Merkel, ''Protestan Kilise Günü'' çerçevesinde yaptığı konuşmada, "BMGK'nın İkinci Dünya Savaşı'ndan sonraki düzeni yansıttığını, ancak Soğuk Savaş sonrası, günümüzdeki düzeni yansıtamadığını" söyledi.
Daimi üyelerin veto hakkının sınırlandırılmasının gerçekçi olmayacağını belirten Merkel, ancak Güvenlik Konseyine yeni üyelerin katılımı için çaba harcanabileceğini kaydetti. Merkel, böylece, BM'nin 60-70 yıl önceki kuruluşu dönemindekinden daha fazla sayıda ağırlığı bulunan ülkenin varolduğunun gösterilebileceğini bildirdi.

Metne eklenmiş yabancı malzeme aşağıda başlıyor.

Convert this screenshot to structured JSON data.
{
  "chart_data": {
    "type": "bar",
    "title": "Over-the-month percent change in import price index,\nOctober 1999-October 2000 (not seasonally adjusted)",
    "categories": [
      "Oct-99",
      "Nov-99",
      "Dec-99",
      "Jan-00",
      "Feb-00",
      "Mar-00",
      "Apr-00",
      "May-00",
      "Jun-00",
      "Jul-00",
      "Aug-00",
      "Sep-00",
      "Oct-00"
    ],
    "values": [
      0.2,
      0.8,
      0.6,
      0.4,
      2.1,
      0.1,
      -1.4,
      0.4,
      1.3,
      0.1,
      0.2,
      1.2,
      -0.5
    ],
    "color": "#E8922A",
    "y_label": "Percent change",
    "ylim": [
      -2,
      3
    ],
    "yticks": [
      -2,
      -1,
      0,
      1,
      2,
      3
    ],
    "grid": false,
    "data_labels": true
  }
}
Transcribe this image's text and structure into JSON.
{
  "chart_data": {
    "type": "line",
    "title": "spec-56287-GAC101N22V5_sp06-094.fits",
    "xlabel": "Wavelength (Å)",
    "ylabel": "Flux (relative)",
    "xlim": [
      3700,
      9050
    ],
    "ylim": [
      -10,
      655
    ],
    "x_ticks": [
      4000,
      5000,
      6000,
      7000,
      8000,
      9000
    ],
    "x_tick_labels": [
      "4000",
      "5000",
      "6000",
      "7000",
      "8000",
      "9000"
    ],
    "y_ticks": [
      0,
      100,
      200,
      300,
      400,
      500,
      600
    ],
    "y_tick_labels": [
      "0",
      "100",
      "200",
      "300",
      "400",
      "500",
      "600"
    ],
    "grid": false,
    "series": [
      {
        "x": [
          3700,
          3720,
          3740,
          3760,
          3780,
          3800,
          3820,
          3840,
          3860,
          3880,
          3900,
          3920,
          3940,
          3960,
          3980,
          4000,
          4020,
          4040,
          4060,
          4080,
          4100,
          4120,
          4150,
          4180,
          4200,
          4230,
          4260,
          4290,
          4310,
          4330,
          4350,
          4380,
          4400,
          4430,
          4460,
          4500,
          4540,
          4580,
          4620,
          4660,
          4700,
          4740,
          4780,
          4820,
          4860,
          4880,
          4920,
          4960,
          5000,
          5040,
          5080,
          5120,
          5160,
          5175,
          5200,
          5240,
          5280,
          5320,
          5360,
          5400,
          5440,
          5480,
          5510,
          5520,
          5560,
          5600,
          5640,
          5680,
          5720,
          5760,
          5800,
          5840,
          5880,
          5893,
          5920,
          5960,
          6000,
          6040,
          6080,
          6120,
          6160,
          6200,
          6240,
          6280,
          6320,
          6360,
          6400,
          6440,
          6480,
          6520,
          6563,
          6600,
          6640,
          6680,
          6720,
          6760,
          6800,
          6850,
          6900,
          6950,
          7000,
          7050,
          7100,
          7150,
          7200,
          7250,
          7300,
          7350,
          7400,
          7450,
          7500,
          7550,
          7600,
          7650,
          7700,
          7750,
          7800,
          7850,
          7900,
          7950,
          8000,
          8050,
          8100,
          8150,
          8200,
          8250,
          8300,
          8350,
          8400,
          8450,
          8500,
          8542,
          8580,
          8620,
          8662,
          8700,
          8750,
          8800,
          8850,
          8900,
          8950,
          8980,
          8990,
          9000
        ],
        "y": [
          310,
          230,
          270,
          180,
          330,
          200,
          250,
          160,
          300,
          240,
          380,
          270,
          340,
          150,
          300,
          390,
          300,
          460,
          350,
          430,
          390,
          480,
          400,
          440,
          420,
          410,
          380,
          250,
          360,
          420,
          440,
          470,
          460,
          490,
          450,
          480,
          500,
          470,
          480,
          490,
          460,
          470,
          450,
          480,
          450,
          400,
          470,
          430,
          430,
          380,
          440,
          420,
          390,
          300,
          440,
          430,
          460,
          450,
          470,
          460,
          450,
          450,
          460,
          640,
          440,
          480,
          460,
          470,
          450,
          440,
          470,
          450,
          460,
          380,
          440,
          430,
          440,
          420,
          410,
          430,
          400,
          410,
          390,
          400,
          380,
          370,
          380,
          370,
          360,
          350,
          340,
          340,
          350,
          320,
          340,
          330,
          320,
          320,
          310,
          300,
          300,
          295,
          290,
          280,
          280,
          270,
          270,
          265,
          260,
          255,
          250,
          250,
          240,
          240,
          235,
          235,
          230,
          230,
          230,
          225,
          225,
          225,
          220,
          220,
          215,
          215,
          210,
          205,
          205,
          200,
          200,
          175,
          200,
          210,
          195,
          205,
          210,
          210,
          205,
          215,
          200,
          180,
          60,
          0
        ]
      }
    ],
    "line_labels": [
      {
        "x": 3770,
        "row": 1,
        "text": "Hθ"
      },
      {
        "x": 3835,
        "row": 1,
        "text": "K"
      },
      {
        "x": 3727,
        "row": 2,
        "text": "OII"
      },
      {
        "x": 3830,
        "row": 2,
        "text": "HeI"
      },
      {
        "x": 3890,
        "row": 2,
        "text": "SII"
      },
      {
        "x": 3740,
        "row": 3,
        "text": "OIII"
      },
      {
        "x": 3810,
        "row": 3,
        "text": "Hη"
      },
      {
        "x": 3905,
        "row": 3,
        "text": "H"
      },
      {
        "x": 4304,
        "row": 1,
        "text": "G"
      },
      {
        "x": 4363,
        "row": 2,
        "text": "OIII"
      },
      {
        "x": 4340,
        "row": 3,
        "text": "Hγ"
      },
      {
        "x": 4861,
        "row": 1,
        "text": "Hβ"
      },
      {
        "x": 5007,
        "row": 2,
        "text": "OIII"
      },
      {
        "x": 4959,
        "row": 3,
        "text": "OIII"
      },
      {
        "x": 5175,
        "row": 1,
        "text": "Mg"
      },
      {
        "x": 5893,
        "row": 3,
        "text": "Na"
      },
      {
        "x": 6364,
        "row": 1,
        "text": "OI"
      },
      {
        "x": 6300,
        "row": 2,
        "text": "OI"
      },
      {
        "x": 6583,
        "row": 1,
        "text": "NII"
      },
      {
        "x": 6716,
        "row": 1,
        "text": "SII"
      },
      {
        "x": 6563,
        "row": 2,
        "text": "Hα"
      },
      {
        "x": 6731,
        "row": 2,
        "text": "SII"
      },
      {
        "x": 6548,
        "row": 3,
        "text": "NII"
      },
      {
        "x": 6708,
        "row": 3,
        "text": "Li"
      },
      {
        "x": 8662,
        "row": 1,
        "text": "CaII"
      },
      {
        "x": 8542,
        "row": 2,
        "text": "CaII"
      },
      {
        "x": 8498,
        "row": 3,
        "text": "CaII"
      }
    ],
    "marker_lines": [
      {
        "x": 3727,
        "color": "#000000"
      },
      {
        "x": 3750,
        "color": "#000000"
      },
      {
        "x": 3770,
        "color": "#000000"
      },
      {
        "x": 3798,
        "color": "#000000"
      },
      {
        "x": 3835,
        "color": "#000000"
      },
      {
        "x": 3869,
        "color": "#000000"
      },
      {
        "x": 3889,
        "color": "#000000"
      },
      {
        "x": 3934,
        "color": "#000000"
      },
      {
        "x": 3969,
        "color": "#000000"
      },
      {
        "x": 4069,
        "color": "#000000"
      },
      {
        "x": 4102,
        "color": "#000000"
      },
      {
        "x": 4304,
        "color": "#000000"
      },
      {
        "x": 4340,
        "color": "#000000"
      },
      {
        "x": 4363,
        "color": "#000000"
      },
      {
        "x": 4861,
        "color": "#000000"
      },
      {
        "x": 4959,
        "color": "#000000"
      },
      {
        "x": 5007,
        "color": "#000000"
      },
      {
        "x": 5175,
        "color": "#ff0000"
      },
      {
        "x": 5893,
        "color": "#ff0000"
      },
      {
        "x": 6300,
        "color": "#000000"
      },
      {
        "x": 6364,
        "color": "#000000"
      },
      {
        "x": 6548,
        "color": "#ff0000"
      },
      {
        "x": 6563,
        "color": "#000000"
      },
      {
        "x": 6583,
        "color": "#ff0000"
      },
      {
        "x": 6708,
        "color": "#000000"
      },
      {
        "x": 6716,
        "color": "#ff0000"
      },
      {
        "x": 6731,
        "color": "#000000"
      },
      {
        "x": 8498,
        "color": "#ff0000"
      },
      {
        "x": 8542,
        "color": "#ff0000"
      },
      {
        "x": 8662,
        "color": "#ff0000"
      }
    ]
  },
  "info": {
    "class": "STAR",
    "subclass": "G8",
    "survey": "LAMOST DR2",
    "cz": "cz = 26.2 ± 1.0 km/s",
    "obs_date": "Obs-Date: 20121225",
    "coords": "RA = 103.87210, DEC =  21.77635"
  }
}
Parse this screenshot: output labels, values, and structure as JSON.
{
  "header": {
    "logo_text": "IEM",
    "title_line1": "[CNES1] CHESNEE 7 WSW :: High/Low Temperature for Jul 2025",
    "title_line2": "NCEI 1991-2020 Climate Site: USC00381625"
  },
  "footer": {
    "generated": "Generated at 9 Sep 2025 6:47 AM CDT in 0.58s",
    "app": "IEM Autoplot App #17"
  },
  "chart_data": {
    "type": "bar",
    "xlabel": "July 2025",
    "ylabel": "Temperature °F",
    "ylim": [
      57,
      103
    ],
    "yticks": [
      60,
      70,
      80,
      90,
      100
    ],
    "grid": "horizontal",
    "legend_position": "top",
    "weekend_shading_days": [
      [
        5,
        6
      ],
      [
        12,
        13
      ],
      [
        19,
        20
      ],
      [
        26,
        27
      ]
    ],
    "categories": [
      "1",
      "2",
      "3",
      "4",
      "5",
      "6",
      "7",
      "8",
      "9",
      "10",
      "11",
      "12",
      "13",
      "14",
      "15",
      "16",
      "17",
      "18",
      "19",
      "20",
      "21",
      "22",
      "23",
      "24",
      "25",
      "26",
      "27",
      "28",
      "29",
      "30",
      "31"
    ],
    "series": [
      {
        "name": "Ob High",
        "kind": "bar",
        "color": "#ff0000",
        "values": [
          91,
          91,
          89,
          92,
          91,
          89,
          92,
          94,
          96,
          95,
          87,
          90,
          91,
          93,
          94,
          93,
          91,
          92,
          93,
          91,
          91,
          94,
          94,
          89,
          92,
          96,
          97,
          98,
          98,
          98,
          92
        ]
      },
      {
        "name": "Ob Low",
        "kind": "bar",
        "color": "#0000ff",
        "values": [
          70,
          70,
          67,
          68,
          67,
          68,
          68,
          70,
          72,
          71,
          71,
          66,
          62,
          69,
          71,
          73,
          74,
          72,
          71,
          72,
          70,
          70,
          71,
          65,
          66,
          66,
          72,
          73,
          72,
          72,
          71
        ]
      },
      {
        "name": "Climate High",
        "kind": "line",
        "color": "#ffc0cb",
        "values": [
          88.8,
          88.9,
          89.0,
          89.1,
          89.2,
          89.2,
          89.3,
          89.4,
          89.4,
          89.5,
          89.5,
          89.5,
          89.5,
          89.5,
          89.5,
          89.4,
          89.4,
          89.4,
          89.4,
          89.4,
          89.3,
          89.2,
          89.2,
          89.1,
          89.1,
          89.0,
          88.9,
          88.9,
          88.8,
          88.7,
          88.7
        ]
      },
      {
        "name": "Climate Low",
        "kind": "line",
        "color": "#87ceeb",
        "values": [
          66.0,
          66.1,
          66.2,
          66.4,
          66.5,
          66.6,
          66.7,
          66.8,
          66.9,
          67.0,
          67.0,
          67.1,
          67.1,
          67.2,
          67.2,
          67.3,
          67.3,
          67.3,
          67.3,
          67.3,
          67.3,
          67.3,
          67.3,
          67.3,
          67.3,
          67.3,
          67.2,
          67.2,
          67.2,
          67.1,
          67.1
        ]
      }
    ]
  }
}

İnsanların dini inançları nedeniyle haksızlığa uğramasının, baskı görmesinin kabul edilemez olduğunu da ifade eden Merkel, ''Biz Hristiyanlar olarak diğer dinlerle diyalog için elimizi uzatıyoruz. Ancak bunun karşılığında da burada ülkemizde doğal kabul edilenlerin, başka ülkelerdeki Hristiyanlar için de geçerli olmasını bekliyoruz'' ifadesini kullandı.
AB'nin, Tunuslu mültecilerin alınmaması konusundaki tutumunu da savunan Merkel, Tunus'tan gelenlerin baskı gördükleri için değil, daha iyi ekonomik şartlar için geldiklerini, özgürlüğün bulunduğu ülkelerdeki insanlara kendi yurtlarında daha iyi ekonomik şartlar sağlanması için yerinde yardım yapılması gerektiğini kaydetti.
''Herkes Avrupa'ya gelsin'' söyleminin yanlış bir mesaj olacağını belirten Merkel, buna karşılık Suriye ve Lübnan gibi ülkelerden gelen mültecilerin insani nedenlerden dolayı AB'ye kabul edilebileceğini belirtti.